Freire afirma que: “[...] a reflexão crítica sobre a prática se torna uma exigência da relação Teoria/Prática sem a qual a teoria pode ir virando blablablá e a prática ativismo” (FREIRE, 1996, p. 12). O professor que se entende nesse processo de formação permanente, contínuo, busca refletir criticamente sobre a sua prática, buscando alternativas para melhorias no processo de ensino e aprendizagem.

Ainda, segundo Freire:

O próprio discurso teórico, necessário à reflexão crítica, tem de ser de tal modo concreto que quase se confunda com a prática. O seu “distanciamento” epistemológico da prática enquanto objeto de sua análise, deve dela “aproximá-lo” ao máximo. Quanto melhor faça esta operação tanto mais inteligência ganha da prática em análise e maior comunicabilidade exercem em torno da superação da ingenuidade pela rigorosidade. Por outro lado, quanto mais me assumo como estou sendo e percebo a ou as razões de ser de porque estou sendo assim, mais me torno capaz de mudar, de promover-me, no caso, do estado de curiosidade ingênua para o de curiosidade epistemológica (FREIRE, 1996, p.18).

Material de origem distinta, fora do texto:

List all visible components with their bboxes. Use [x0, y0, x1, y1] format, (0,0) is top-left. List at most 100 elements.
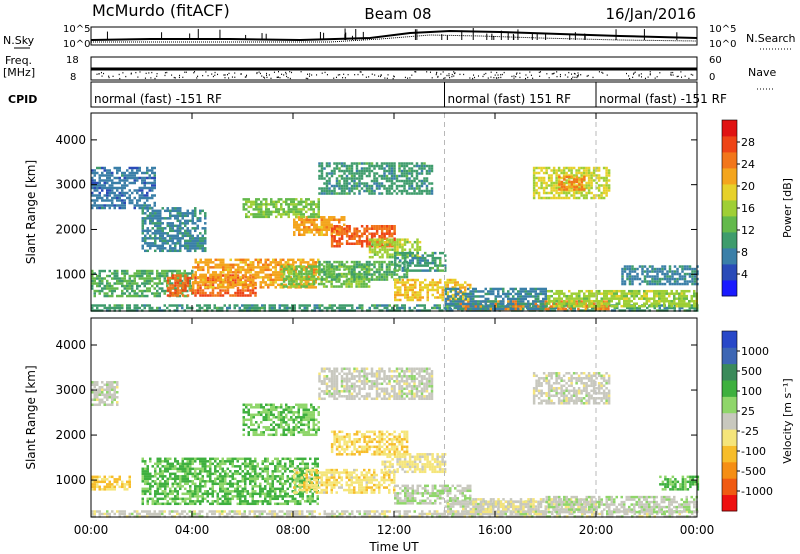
- return-cell: [418, 245, 422, 249]
- return-cell: [300, 208, 303, 211]
- return-cell: [340, 229, 344, 233]
- return-cell: [416, 278, 419, 282]
- return-cell: [153, 201, 156, 205]
- return-cell: [131, 169, 134, 172]
- nave-point: [150, 77, 152, 79]
- nave-point: [145, 72, 147, 75]
- return-cell: [174, 291, 177, 295]
- return-cell: [560, 183, 564, 186]
- return-cell: [272, 278, 275, 282]
- return-cell: [333, 234, 336, 238]
- nave-label: Nave: [748, 66, 776, 79]
- return-cell: [376, 253, 379, 256]
- nave-point: [308, 75, 310, 77]
- return-cell: [590, 186, 593, 190]
- nave-point: [654, 77, 656, 79]
- return-cell: [540, 166, 543, 170]
- return-cell: [164, 239, 167, 243]
- return-cell: [564, 307, 568, 311]
- return-cell: [305, 277, 308, 281]
- return-cell: [353, 232, 356, 235]
- return-cell: [325, 228, 328, 232]
- return-cell: [360, 244, 364, 248]
- return-cell: [224, 268, 227, 272]
- return-cell: [410, 167, 414, 170]
- nave-point: [429, 71, 431, 73]
- return-cell: [159, 224, 162, 228]
- return-cell: [158, 282, 161, 285]
- return-cell: [249, 294, 252, 297]
- return-cell: [383, 224, 386, 228]
- return-cell: [325, 164, 329, 168]
- return-cell: [171, 234, 174, 238]
- return-cell: [277, 261, 280, 264]
- return-cell: [555, 174, 558, 177]
- return-cell: [229, 283, 232, 287]
- return-cell: [166, 234, 169, 238]
- return-cell: [148, 204, 151, 207]
- return-cell: [113, 272, 116, 275]
- return-cell: [663, 302, 666, 305]
- return-cell: [153, 179, 156, 182]
- return-cell: [287, 203, 290, 206]
- return-cell: [386, 306, 389, 310]
- return-cell: [290, 280, 293, 283]
- return-cell: [131, 176, 134, 180]
- return-cell: [272, 261, 275, 264]
- return-cell: [646, 306, 649, 310]
- nave-point: [490, 76, 492, 78]
- return-cell: [393, 232, 396, 235]
- return-cell: [171, 224, 174, 228]
- return-cell: [126, 294, 129, 298]
- return-cell: [96, 289, 99, 293]
- nave-point: [344, 77, 346, 79]
- return-cell: [101, 269, 104, 273]
- return-cell: [169, 276, 172, 280]
- return-cell: [292, 266, 295, 269]
- return-cell: [353, 192, 356, 195]
- return-cell: [315, 218, 318, 222]
- return-cell: [540, 184, 543, 187]
- return-cell: [272, 258, 275, 262]
- return-cell: [575, 292, 578, 295]
- return-cell: [658, 289, 661, 293]
- return-cell: [645, 292, 648, 295]
- return-cell: [439, 293, 442, 297]
- nave-point: [258, 71, 260, 73]
- return-cell: [673, 292, 676, 295]
- return-cell: [169, 286, 172, 290]
- return-cell: [156, 212, 159, 215]
- return-cell: [446, 281, 449, 284]
- return-cell: [213, 306, 216, 310]
- return-cell: [467, 287, 470, 291]
- return-cell: [399, 291, 402, 294]
- return-cell: [479, 300, 482, 303]
- return-cell: [113, 176, 116, 180]
- return-cell: [388, 248, 392, 251]
- return-cell: [552, 171, 556, 175]
- return-cell: [184, 276, 187, 280]
- return-cell: [93, 292, 96, 295]
- return-cell: [383, 237, 386, 240]
- return-cell: [691, 304, 694, 307]
- return-cell: [497, 302, 500, 306]
- return-cell: [685, 294, 688, 298]
- return-cell: [405, 162, 409, 165]
- return-cell: [123, 191, 126, 195]
- return-cell: [393, 177, 396, 180]
- return-cell: [398, 306, 401, 310]
- return-cell: [449, 295, 452, 298]
- return-cell: [355, 172, 359, 175]
- return-cell: [244, 263, 247, 267]
- return-cell: [416, 291, 419, 294]
- return-cell: [616, 306, 619, 310]
- return-cell: [408, 182, 411, 185]
- return-cell: [302, 265, 306, 268]
- return-cell: [126, 269, 129, 273]
- return-cell: [103, 199, 106, 202]
- return-cell: [444, 281, 447, 284]
- return-cell: [573, 178, 576, 181]
- return-cell: [118, 179, 121, 182]
- return-cell: [310, 282, 313, 286]
- return-cell: [171, 276, 175, 280]
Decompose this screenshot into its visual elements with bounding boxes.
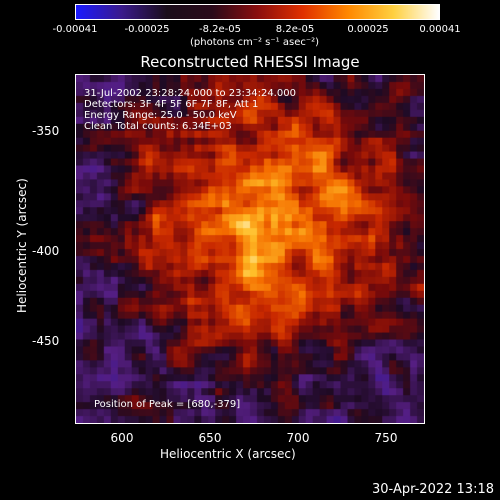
colorbar-tick: -0.00041 bbox=[52, 24, 98, 35]
colorbar-unit: (photons cm⁻² s⁻¹ asec⁻²) bbox=[190, 37, 320, 48]
colorbar-tick: 0.00025 bbox=[347, 24, 389, 35]
timestamp: 30-Apr-2022 13:18 bbox=[372, 482, 494, 497]
colorbar-tick: -8.2e-05 bbox=[199, 24, 241, 35]
info-counts: Clean Total counts: 6.34E+03 bbox=[84, 121, 232, 132]
image-plot: 31-Jul-2002 23:28:24.000 to 23:34:24.000… bbox=[75, 74, 425, 424]
x-tick: 650 bbox=[198, 431, 222, 445]
heatmap-image bbox=[76, 75, 424, 423]
colorbar-ticks: -0.00041 -0.00025 -8.2e-05 8.2e-05 0.000… bbox=[0, 0, 500, 35]
x-tick: 700 bbox=[286, 431, 310, 445]
info-detectors: Detectors: 3F 4F 5F 6F 7F 8F, Att 1 bbox=[84, 99, 259, 110]
colorbar bbox=[75, 4, 440, 20]
y-axis-label: Heliocentric Y (arcsec) bbox=[15, 178, 29, 313]
info-time: 31-Jul-2002 23:28:24.000 to 23:34:24.000 bbox=[84, 88, 296, 99]
x-tick: 600 bbox=[110, 431, 134, 445]
colorbar-tick: 0.00041 bbox=[419, 24, 461, 35]
peak-position: Position of Peak = [680,-379] bbox=[94, 399, 241, 410]
x-axis-label: Heliocentric X (arcsec) bbox=[160, 447, 296, 461]
y-tick: -350 bbox=[32, 124, 60, 138]
x-tick: 750 bbox=[374, 431, 398, 445]
colorbar-tick: -0.00025 bbox=[124, 24, 170, 35]
y-tick: -400 bbox=[32, 244, 60, 258]
colorbar-tick: 8.2e-05 bbox=[275, 24, 315, 35]
info-energy: Energy Range: 25.0 - 50.0 keV bbox=[84, 110, 237, 121]
image-title: Reconstructed RHESSI Image bbox=[140, 53, 360, 71]
y-tick: -450 bbox=[32, 334, 60, 348]
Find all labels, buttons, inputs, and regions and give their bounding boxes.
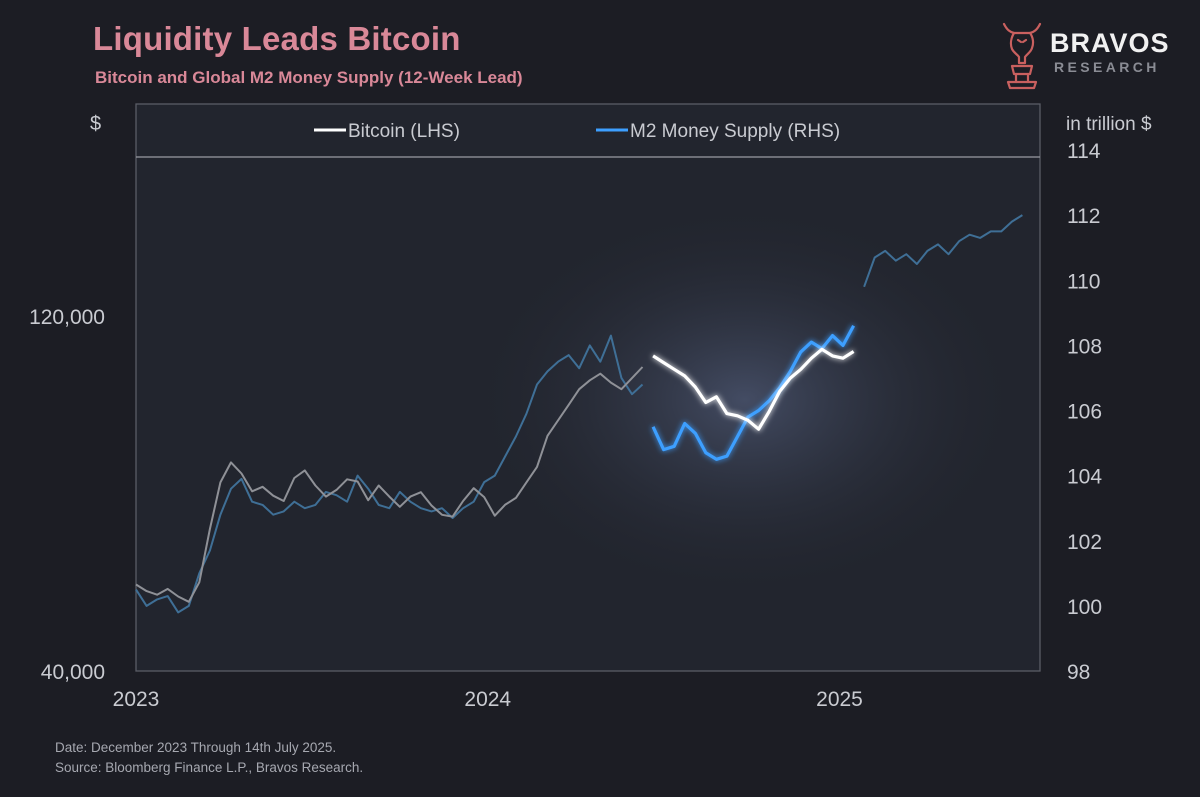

A formação do professor perpassa uma reflexão contínua sobre sua prática. Cabe ao professor buscar inovar experienciando outros modelos e práticas, refletindo criticamente quanto ao seu fazer pedagógico.

Além disso, a identidade profissional docente se constrói a partir da sua rede de relações com outros professores (PIMENTA, 1997). Dessa forma, tanto a identidade individual como a construída coletivamente com o grupo de pertença são essenciais para que o professor crie uma autoimagem de si e do grupo.